Putin’s censorship of Pasolini. And the courageous choice not to hide it

The censorship applied in Russia to Roberto Carnero’s book on Pasolini

It seems that the Russian opposition media is talking about nothing else: the censorship of my book on Pasolini. The title of the essay, Pazolini. Umeret’za idei (published by the Moscow publishing house AST), literally translates that of the Italian edition, Pasolini. Dying for ideas (Bompiani 2022): paradoxical fate, that of being censored, for an author who, even if he had not died for his ideas (his murder still remains mysterious), would certainly have been willing to sacrifice his life for what he believed in.​

When Bompiani, in 2022, announced to me that he had sold the translation rights to my book in Russia, I was very happy. But then I didn’t know anything more about it. I imagined that the war in Ukraine had compromised this trade agreement, along with many other much more important things.

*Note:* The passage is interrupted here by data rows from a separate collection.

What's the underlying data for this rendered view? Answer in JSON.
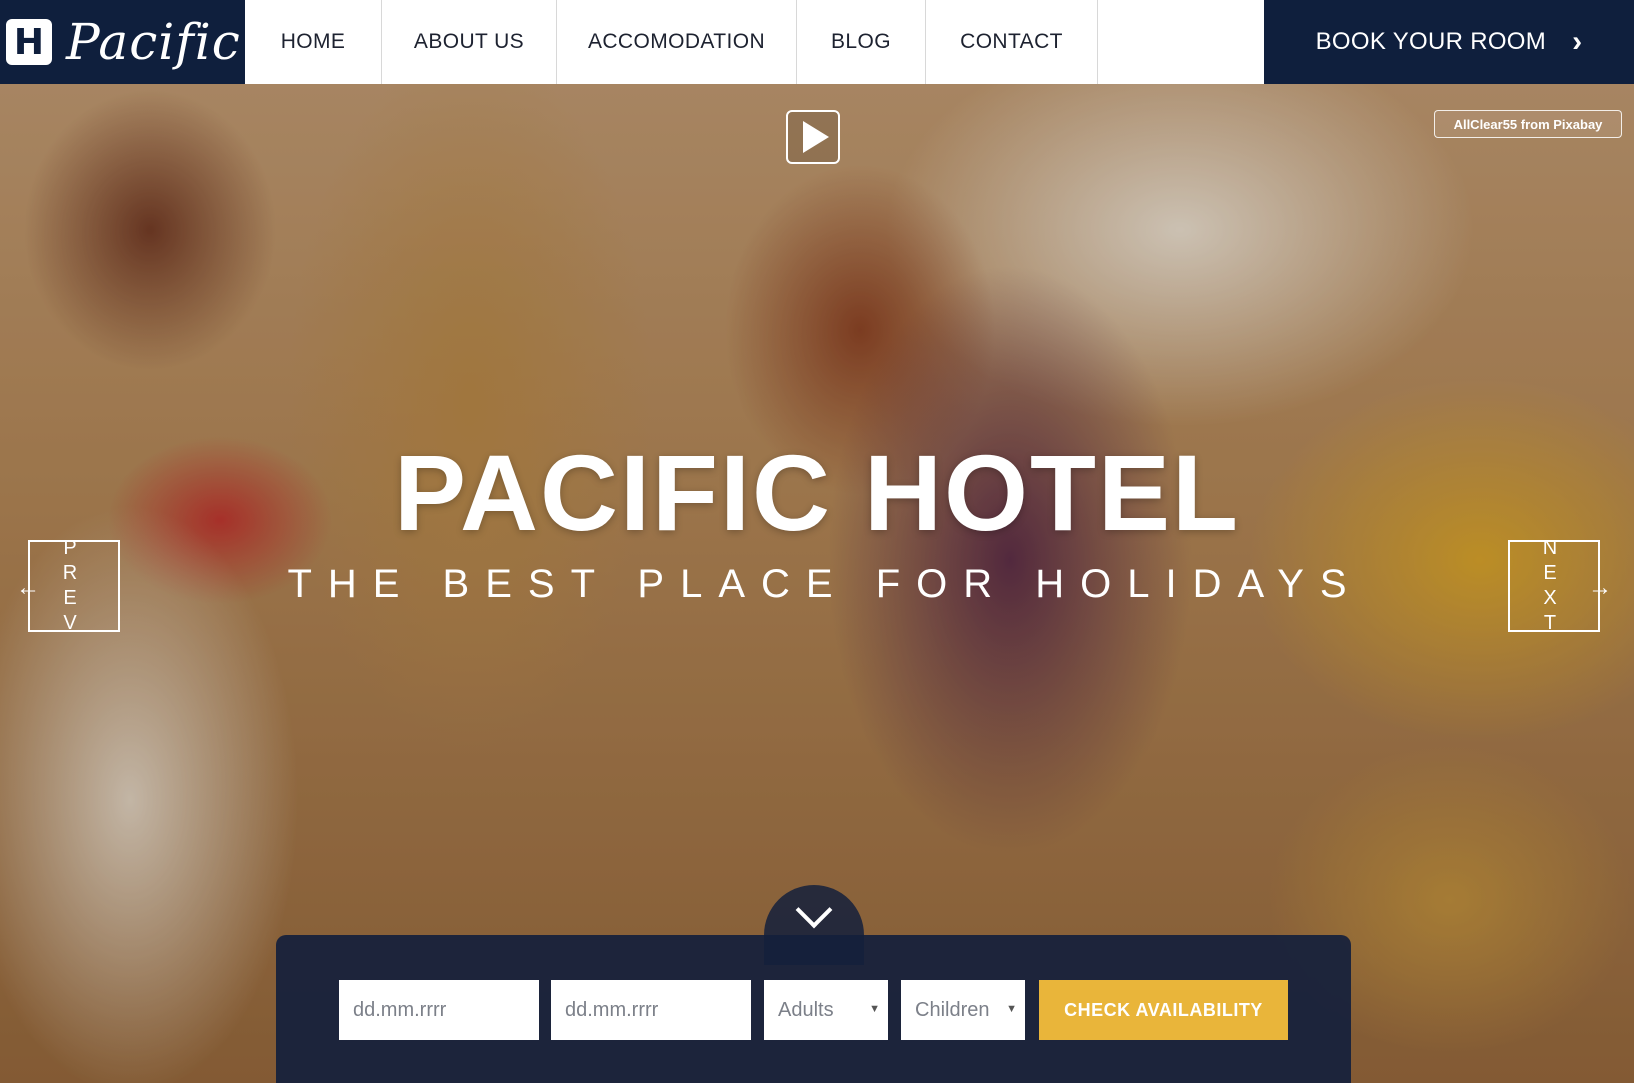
{
  "brand": {
    "logo_letter": "H",
    "name": "Pacific"
  },
  "nav": {
    "items": [
      {
        "label": "HOME"
      },
      {
        "label": "ABOUT US"
      },
      {
        "label": "ACCOMODATION"
      },
      {
        "label": "BLOG"
      },
      {
        "label": "CONTACT"
      }
    ],
    "book_label": "BOOK YOUR ROOM"
  },
  "hero": {
    "title": "PACIFIC HOTEL",
    "subtitle": "THE BEST PLACE FOR HOLIDAYS",
    "credit": "AllClear55 from Pixabay",
    "prev_label": "PREV",
    "next_label": "NEXT"
  },
  "booking": {
    "arrival_placeholder": "dd.mm.rrrr",
    "departure_placeholder": "dd.mm.rrrr",
    "adults_value": "Adults",
    "children_value": "Children",
    "check_label": "CHECK AVAILABILITY"
  },
  "colors": {
    "navy": "#0f1f3d",
    "accent": "#e9b53a",
    "white": "#ffffff"
  },
  "icons": [
    "play-icon",
    "chevron-right-icon",
    "arrow-left-icon",
    "arrow-right-icon",
    "chevron-down-icon"
  ]
}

At the end of last year, however, I received the layout in Russian. The venture seemed to have been successful, all that was left to do was wait for the volume to be put on sale.

Except that a month ago the cold shower arrived. An email from Bompiani informs me that the book will only be able to be released in Russia following some cuts. What’s the problem? Putin’s crusade against the moral corruption of the West, a fig leaf – among other things – to justify the invasion of Ukraine (horrendous fact in itself and particularly painful for my family, which has roots there: my grandmother mother was from Kiev). From 2022, Russian legislation prohibits any reference, even the most subtle, to homosexuality and “non-traditional relationships”. At that point we were at a crossroads: the choice was between cutting and not publishing. It wasn’t an easy decision. The first reaction would have been to reject this “indecent proposal” so as not to risk being complicit with the Putin regime and its attack on culture and freedom of thought. But this way the matter would have ended there and no one would have talked about it. In agreement with Bompiani, I chose what seemed to me to be the lesser evil: to go out with cuts. With the intention of raising the case once the book was published.

But at this point something unexpected happened: the Russian publishing house decided not to hide the cuts, but to highlight them with stripes of black ink. A political gesture (which I am now told could cost you dearly…) to denounce the brutality of censorship. A bit like Bompiani did in 1941 with the anthology American edited by Elio Vittorini, leaving blank the pages that should have contained the stories censored by fascism: I like to think that the courage of my Italian publisher then has been picked up today by my Russian publisher.